I look at Miss Patty and I want to see someone committing to a character, adopting a persona. But I don’t think she is particularly interested. “My mother said I was born with a special veil,” she tells me. I get the sense that she prides herself on her detachment from the world. She tells me that some people who come to her for guidance keep coming back, just as friends, but this I do not quite believe. I can’t really imagine her chatting with a friend, much less that friend being me. Miss Patty lights up most when she speaks of the spirit. Say what you will about the existence of other worlds, she seems to be more engaged in those than in this one. I cannot decide if her act (if that’s what this is) is a nuanced and highly compelling performance, or every psychic cliché personified.
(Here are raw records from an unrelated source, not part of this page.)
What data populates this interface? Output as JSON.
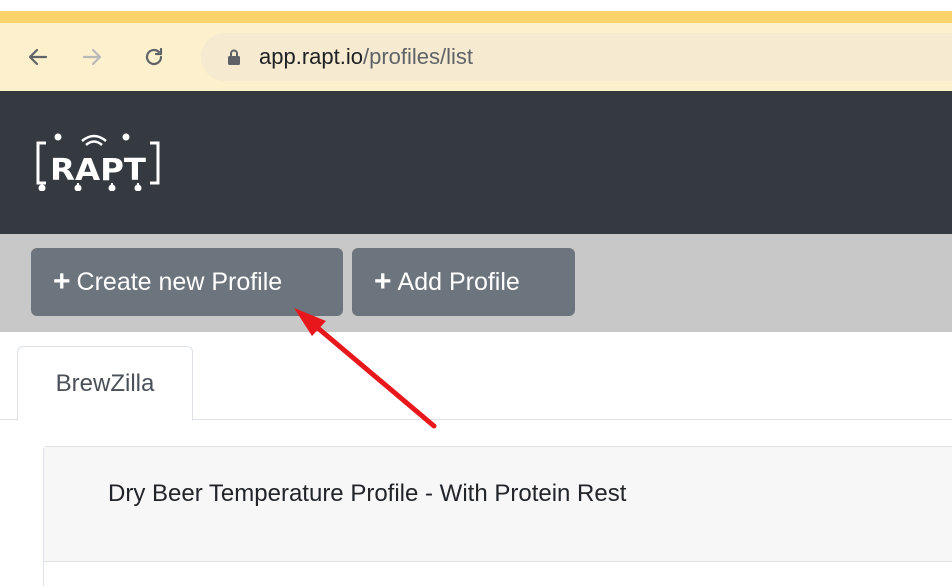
{
  "browser": {
    "url_host": "app.rapt.io",
    "url_path": "/profiles/list"
  },
  "header": {
    "logo_text": "RAPT"
  },
  "toolbar": {
    "create_label": "Create new Profile",
    "add_label": "Add Profile"
  },
  "tabs": [
    {
      "label": "BrewZilla"
    }
  ],
  "profiles": [
    {
      "name": "Dry Beer Temperature Profile - With Protein Rest"
    }
  ],
  "colors": {
    "header_bg": "#343a40",
    "button_bg": "#6c757d",
    "toolbar_bg": "#c8c8c8",
    "annotation_arrow": "#e8171b"
  }
}
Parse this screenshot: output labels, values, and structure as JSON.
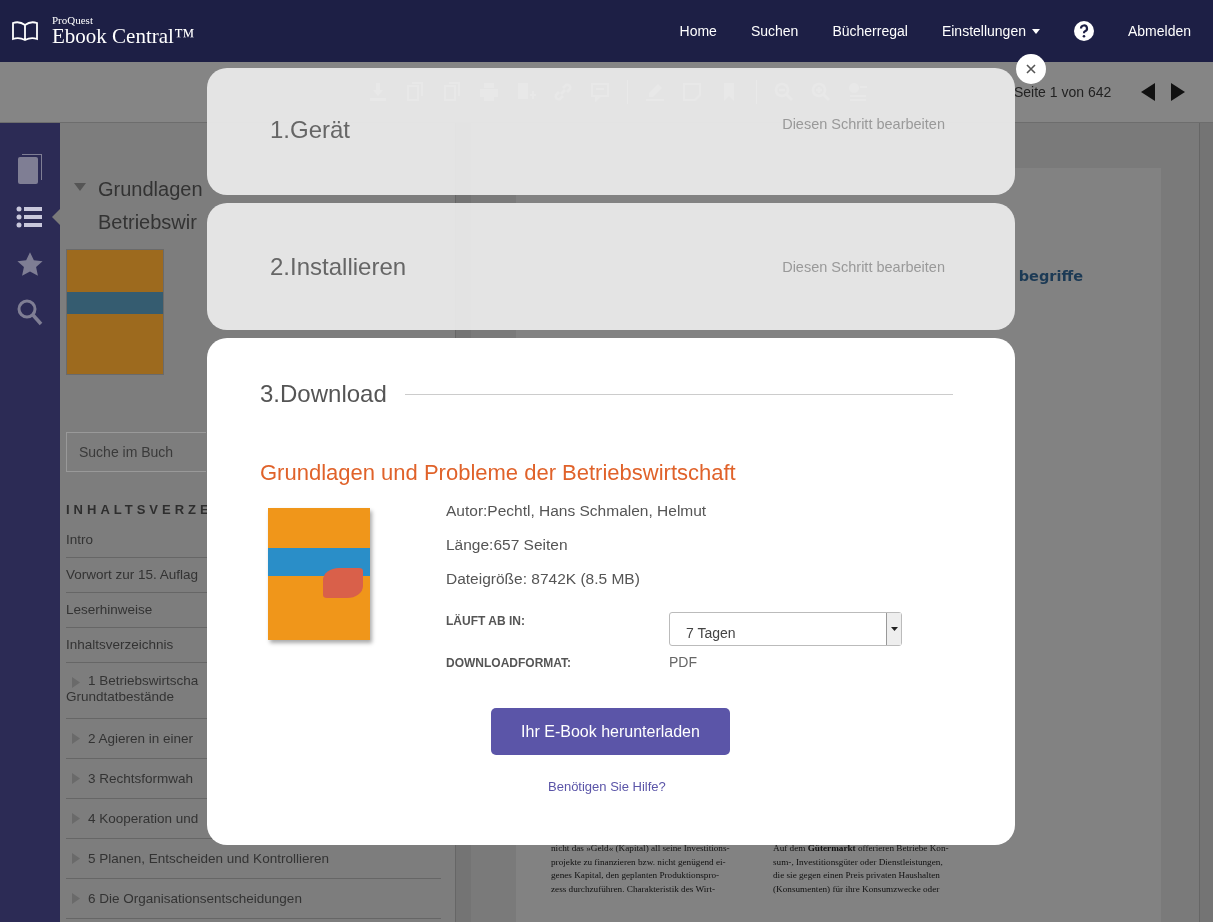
{
  "nav": {
    "brand_small": "ProQuest",
    "brand": "Ebook Central™",
    "links": [
      {
        "label": "Home"
      },
      {
        "label": "Suchen"
      },
      {
        "label": "Bücherregal"
      }
    ],
    "settings": "Einstellungen",
    "logout": "Abmelden"
  },
  "toolbar": {
    "page_indicator": "Seite 1 von 642"
  },
  "sidebar": {
    "items": [
      {
        "kind": "book",
        "selected": false
      },
      {
        "kind": "list",
        "selected": true
      },
      {
        "kind": "star",
        "selected": false
      },
      {
        "kind": "search",
        "selected": false
      }
    ]
  },
  "book_panel": {
    "title_lines": [
      "Grundlagen",
      "Betriebswir"
    ],
    "search": {
      "placeholder": "Suche im Buch"
    },
    "toc_heading": "INHALTSVERZE",
    "toc": [
      {
        "label": "Intro",
        "expandable": false
      },
      {
        "label": "Vorwort zur 15. Auflag",
        "expandable": false
      },
      {
        "label": "Leserhinweise",
        "expandable": false
      },
      {
        "label": "Inhaltsverzeichnis",
        "expandable": false
      },
      {
        "label": "1 Betriebswirtscha",
        "continuation": "Grundtatbestände",
        "expandable": true
      },
      {
        "label": "2 Agieren in einer",
        "expandable": true
      },
      {
        "label": "3 Rechtsformwah",
        "expandable": true
      },
      {
        "label": "4 Kooperation und",
        "expandable": true
      },
      {
        "label": "5 Planen, Entscheiden und Kontrollieren",
        "expandable": true
      },
      {
        "label": "6 Die Organisationsentscheidungen",
        "expandable": true
      }
    ]
  },
  "document": {
    "heading_fragment": "begriffe",
    "columns": [
      [
        "nicht das »Geld« (Kapital) all seine Investitions-",
        "projekte zu finanzieren bzw. nicht genügend ei-",
        "genes Kapital, den geplanten Produktionspro-",
        "zess durchzuführen. Charakteristik des Wirt-"
      ],
      [
        "Auf dem **Gütermarkt** offerieren Betriebe Kon-",
        "sum-, Investitionsgüter oder Dienstleistungen,",
        "die sie gegen einen Preis privaten Haushalten",
        "(Konsumenten) für ihre Konsumzwecke oder"
      ]
    ]
  },
  "modal": {
    "steps": [
      {
        "title": "1.Gerät",
        "edit_link": "Diesen Schritt bearbeiten",
        "expanded": false
      },
      {
        "title": "2.Installieren",
        "edit_link": "Diesen Schritt bearbeiten",
        "expanded": false
      },
      {
        "title": "3.Download",
        "expanded": true
      }
    ],
    "download": {
      "book_title": "Grundlagen und Probleme der Betriebswirtschaft",
      "details": [
        "Autor:Pechtl, Hans Schmalen, Helmut",
        "Länge:657 Seiten",
        "Dateigröße: 8742K (8.5 MB)"
      ],
      "fields": [
        {
          "label": "LÄUFT AB IN:",
          "kind": "select",
          "value": "7 Tagen"
        },
        {
          "label": "DOWNLOADFORMAT:",
          "kind": "text",
          "value": "PDF"
        }
      ],
      "button": "Ihr E-Book herunterladen",
      "help_link": "Benötigen Sie Hilfe?"
    }
  }
}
Either way, I find her captivating. Miss Patty says that the people who come to her are looking for something. “My people trust me,” she says plainly. One thing she is willing to speak about at length is the truth in her talents. Unlike others in her field, she doesn’t advertise herself; she isn’t a sideshow. “When my phone rings, the spirit tells me either I can help them or I cannot. If I can’t, I don’t let them come.” This is a sentiment I appreciate, but I don’t really believe it. Charging $60 for a full reading, Miss Patty is a businesswoman even if her business is dictated by the powers that be. And yet, I feel special when she says the spirits must have told her she could help. I can’t help but think that Miss Patty chose me.
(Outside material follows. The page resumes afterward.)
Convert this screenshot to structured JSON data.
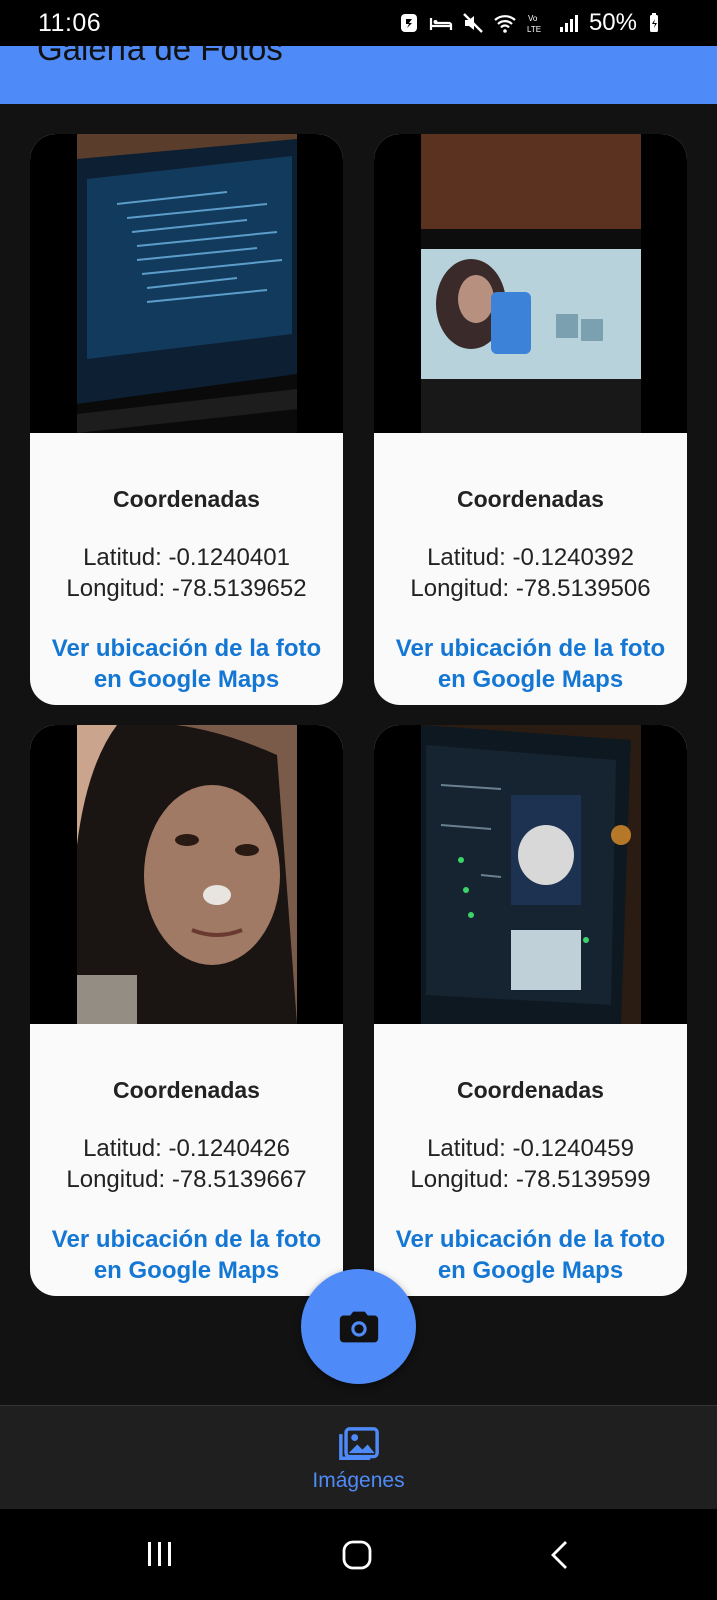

My basic feeling is that many people like being told who or how to be. There is something nice about identifying with a horoscope, or a Myers-Briggs personality type, or even your results for a BuzzFeed quiz that tells you what kind of potato you are (for what it’s worth, I am sweet potato fries). It’s affirming to see or hear yourself in something else, to be able to say yes, this is me and this is what I am supposed to be doing. As I approach the end of my freshman year at Yale and my first year living away from home, I can see that much of my growing pains in the last few months have revolved around looking to new sources for affirmation and guidance. Even when I don’t really listen to them.
I don’t believe what Miss Patty says, but I do believe in the value of her work. I spend a lot of time feeling overworked, underslept and generally manic. It is comforting to think that in spite of all of this there is a pattern guiding my life and, better yet, that I have access to it. Part of me hopes this is true. Most of me thinks it isn’t.